Virendra S. Bisaria is Professor in the Department of Biochemical Engineering and Biotechnology at the Indian Institute of Technology Delhi, New Delhi, India. He has published more than 100 original papers, 10 reviews and 15 book chapters. He is Editor of the Journal of Bioscience and Bioengineering (Elsevier) and is on the editorial boards of Journal of Chemical Technology and Biotechnology (Wiley) and Process Biochemistry (Elsevier). He was one of the International collaborators to recommend assay procedures for cellulase and xylanase activities on behalf of Commission on Biotechnology, International Union of Pure and Applied Chemistry. His awards include the Research Exchange Award from the Korean Society for Biotechnology and Bioengineering and fellowships from UNESCO and UNDP etc. He is Vice President of Asian Federation of Biotechnology from India.

Akihiko Kondo is Professor in the Department of Chemical Engineering and Director of Biorefinery Center at Kobe University, Kobe, Japan.
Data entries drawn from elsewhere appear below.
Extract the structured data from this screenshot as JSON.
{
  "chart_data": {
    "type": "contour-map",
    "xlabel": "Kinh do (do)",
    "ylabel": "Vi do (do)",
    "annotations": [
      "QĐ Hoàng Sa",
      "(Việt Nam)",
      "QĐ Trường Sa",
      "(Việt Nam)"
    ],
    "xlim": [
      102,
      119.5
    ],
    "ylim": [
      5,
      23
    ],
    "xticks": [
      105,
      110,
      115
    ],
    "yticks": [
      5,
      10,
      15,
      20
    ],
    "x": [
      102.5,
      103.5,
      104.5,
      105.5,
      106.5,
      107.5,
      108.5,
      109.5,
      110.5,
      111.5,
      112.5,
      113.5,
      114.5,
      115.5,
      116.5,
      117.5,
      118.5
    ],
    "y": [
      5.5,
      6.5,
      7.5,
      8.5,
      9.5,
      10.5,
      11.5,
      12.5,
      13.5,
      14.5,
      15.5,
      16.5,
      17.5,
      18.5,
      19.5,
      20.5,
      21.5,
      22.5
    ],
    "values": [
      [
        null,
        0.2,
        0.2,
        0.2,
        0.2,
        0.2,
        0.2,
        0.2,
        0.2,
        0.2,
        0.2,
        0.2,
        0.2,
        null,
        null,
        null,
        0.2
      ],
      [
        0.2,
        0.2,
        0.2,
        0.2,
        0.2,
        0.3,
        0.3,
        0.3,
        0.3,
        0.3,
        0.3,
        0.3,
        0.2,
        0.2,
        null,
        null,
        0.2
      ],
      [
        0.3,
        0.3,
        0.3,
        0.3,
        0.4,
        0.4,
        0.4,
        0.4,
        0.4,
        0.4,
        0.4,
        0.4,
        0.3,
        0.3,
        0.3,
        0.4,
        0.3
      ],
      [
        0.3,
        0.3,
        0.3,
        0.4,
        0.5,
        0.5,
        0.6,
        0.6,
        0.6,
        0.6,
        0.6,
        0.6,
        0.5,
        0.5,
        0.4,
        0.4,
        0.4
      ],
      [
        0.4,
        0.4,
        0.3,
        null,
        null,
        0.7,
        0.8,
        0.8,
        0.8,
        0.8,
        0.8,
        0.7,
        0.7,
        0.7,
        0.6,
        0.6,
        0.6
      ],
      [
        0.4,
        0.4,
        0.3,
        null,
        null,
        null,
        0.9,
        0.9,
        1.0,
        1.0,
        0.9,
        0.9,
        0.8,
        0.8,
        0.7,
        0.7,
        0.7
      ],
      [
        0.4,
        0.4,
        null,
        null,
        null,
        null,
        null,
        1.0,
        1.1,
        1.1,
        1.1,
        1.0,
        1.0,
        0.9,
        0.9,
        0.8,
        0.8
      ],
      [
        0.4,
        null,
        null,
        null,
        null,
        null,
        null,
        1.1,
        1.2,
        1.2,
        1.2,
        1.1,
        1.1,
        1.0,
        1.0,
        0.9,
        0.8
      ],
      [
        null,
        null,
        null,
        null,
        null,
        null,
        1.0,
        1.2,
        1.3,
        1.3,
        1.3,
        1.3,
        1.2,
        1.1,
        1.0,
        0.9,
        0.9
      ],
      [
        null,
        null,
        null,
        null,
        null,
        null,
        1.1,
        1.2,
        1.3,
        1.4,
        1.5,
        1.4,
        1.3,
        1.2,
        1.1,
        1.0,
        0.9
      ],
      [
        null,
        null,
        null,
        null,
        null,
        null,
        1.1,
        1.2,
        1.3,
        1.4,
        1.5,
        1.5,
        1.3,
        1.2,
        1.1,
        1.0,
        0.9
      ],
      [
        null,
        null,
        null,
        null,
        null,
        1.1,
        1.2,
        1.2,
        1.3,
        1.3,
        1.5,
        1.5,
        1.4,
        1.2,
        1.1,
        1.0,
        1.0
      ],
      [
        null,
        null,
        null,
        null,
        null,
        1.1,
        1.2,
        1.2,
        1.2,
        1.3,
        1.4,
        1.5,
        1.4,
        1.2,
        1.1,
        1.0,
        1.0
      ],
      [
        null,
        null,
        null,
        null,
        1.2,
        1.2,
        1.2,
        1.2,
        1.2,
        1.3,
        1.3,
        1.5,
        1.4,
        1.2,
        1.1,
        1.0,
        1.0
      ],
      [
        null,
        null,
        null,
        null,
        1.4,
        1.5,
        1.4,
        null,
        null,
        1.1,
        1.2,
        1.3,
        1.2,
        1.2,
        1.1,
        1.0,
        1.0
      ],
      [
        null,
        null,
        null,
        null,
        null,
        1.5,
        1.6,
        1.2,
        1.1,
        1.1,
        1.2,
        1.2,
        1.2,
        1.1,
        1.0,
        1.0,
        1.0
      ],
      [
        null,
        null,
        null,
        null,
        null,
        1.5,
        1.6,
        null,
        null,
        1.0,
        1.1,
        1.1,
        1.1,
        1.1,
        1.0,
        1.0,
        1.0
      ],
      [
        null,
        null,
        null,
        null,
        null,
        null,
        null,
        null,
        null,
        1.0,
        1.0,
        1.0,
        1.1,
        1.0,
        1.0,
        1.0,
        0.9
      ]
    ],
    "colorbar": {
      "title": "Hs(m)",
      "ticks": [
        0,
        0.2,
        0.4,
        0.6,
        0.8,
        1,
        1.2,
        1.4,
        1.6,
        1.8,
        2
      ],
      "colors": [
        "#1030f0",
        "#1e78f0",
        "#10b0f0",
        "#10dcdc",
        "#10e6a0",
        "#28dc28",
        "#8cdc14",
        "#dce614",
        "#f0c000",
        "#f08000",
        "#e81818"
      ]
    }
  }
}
He is Team Leader, Biomass Engineering Program, RIKEN. He has published more than 330 original papers, 75 reviews and 55 book chapters. He is Editor of Journal of Biotechnology (Elsevier), Associate Editor of Biochemical Engineering Journal (Elsevier) and is on the editorial boards of Biotechnology for Biofuels (Springer), Bioresource Technology (Elsevier), Journal of Biological Engineering (Springer) and FEMS Yeast Research (Wiley). He has won numerous awards which include the Advanced Technology Award by Fuji Sankei Business and Takeda International Contributions Award by Takeda Pharmaceuticals.